Sex education is most effective when coupled with provision of accessible sexual health services, with interventions across the community (through families, youth and other community services) and with mass media campaigns.

The ways that cultural and societal factors influence what we learn, what we believe and how we behave. Power relations between men and women represent a backdrop against which they interact and their expectations of themselves and each other.

Need to break free

There are still powerful cultural discourses about gender and sexuality circulating in our society which disempower young women and place a sense of responsibility on them for resisting the sexual advances of men. We need to continue to pull the levers around gender equality to shift these norms.

It is these same norms that in important ways continue to marginalise homo- and bi-sexuality and transgendered identities.

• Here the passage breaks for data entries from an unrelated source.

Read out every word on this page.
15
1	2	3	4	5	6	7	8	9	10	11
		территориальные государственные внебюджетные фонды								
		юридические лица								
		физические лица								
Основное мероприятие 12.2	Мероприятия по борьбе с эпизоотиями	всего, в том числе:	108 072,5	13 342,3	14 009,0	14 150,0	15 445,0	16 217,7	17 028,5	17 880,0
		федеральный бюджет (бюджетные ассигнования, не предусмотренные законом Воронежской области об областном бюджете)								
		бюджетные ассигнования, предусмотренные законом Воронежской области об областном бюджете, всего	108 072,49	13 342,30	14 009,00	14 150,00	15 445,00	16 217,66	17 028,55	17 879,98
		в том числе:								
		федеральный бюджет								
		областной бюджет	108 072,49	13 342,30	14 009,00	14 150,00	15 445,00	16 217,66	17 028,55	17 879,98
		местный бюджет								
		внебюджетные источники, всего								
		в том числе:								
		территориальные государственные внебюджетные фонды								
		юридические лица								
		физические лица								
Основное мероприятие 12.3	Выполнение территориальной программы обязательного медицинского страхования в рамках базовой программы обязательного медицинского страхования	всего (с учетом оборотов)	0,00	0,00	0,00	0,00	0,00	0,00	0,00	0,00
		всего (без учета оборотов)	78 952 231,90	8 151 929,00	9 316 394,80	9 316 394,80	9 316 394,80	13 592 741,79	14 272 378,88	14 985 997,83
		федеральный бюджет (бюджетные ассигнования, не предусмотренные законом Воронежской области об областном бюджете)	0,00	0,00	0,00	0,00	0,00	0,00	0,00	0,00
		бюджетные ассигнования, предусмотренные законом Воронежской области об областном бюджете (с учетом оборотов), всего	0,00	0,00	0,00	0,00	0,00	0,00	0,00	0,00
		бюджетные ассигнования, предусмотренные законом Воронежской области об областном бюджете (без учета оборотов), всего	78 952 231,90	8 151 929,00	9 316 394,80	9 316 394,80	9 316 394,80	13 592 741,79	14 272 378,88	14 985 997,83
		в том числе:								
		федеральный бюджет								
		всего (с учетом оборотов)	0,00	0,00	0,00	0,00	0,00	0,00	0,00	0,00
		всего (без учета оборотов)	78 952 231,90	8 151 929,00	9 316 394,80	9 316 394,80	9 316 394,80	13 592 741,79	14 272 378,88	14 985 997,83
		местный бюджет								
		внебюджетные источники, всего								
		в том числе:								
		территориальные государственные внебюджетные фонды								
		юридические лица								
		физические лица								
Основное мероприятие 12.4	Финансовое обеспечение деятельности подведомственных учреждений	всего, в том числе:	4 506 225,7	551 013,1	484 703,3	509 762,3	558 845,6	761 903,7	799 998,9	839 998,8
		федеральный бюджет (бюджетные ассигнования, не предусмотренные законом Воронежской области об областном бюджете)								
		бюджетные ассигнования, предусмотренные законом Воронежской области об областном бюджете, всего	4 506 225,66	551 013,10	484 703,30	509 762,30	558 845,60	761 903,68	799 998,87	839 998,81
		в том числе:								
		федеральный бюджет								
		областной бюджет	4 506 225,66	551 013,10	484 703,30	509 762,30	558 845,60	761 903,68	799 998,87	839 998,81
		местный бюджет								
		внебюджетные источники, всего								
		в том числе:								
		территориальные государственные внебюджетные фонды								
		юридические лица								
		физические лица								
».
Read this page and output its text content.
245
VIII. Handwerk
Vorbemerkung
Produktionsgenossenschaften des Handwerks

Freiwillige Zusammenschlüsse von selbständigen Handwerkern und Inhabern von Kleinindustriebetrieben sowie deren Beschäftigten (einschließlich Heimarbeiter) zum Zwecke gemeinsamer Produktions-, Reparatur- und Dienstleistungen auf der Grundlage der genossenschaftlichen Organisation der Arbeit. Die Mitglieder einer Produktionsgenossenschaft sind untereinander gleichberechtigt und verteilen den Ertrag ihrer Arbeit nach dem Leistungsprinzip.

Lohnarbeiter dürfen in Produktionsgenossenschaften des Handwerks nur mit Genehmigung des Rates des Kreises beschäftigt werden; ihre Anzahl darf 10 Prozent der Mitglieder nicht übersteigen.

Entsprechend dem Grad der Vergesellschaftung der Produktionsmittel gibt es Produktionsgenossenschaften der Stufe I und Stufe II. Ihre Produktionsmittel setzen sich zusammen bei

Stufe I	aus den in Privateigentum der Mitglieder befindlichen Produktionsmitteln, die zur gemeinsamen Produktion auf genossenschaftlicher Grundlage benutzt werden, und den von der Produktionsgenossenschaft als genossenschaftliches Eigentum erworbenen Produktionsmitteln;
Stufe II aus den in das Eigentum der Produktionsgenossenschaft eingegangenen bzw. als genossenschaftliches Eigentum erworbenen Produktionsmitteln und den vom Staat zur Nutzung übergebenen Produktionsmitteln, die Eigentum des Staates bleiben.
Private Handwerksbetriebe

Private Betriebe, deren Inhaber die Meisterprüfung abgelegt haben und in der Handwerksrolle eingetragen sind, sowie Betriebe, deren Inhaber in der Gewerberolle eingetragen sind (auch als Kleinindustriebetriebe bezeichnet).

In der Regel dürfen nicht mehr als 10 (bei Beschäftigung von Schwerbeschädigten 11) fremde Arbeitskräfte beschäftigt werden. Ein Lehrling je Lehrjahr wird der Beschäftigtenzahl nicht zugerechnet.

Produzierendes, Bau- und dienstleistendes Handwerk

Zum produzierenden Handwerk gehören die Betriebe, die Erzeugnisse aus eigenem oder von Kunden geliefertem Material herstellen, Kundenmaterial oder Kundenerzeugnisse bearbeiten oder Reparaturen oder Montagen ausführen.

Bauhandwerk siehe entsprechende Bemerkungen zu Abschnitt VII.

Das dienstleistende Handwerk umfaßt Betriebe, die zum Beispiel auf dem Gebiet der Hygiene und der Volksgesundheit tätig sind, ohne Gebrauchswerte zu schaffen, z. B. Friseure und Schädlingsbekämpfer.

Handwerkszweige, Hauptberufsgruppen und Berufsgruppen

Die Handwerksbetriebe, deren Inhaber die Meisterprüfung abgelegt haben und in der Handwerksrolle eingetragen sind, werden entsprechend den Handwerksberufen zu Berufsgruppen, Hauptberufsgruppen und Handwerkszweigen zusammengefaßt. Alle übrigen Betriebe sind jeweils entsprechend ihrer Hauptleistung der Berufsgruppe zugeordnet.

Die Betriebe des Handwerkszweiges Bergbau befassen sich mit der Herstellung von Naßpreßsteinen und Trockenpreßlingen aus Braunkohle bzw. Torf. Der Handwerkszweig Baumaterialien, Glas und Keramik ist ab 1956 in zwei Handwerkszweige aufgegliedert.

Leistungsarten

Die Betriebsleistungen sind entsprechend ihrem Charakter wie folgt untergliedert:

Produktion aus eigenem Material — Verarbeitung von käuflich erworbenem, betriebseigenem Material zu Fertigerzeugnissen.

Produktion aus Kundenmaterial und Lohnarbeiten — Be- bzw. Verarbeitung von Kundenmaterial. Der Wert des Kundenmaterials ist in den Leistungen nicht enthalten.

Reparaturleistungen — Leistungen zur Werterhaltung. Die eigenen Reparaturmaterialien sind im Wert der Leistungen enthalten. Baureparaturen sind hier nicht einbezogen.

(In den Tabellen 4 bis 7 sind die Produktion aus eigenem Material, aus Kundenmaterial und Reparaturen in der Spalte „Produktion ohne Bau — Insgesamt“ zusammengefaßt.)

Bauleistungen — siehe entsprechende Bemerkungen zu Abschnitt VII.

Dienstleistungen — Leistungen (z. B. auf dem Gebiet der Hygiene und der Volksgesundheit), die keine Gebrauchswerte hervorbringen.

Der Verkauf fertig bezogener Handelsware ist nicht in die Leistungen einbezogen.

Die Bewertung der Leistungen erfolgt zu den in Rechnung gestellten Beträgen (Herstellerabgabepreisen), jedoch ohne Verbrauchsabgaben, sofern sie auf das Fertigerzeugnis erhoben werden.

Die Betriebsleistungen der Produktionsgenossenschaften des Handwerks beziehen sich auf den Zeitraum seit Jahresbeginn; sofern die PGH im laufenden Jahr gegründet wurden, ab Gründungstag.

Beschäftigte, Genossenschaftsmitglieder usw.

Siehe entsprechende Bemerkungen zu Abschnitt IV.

There’s much work to be done to understand how to harness the internet, with its power to educate and inform, but also to increase accessibility to sexually explicit material.

The UK political parties are already positioning their policy on sex education ahead of the general election. Although in the past Labour and the Liberal Democrats have been in favour of making it compulsory, these have not been converted into a policy change. Both parties look set to use the issue in their campaigning.

It remains to be seen whether Goedele Liekin’s intervention into this debate is productive. But it may create an opportunity to think again about what we know, what we think we know and perhaps most importantly of all, what we feel about sex education. What’s certain is that young people are not going to stop having sex while those in charge of their education make their minds up.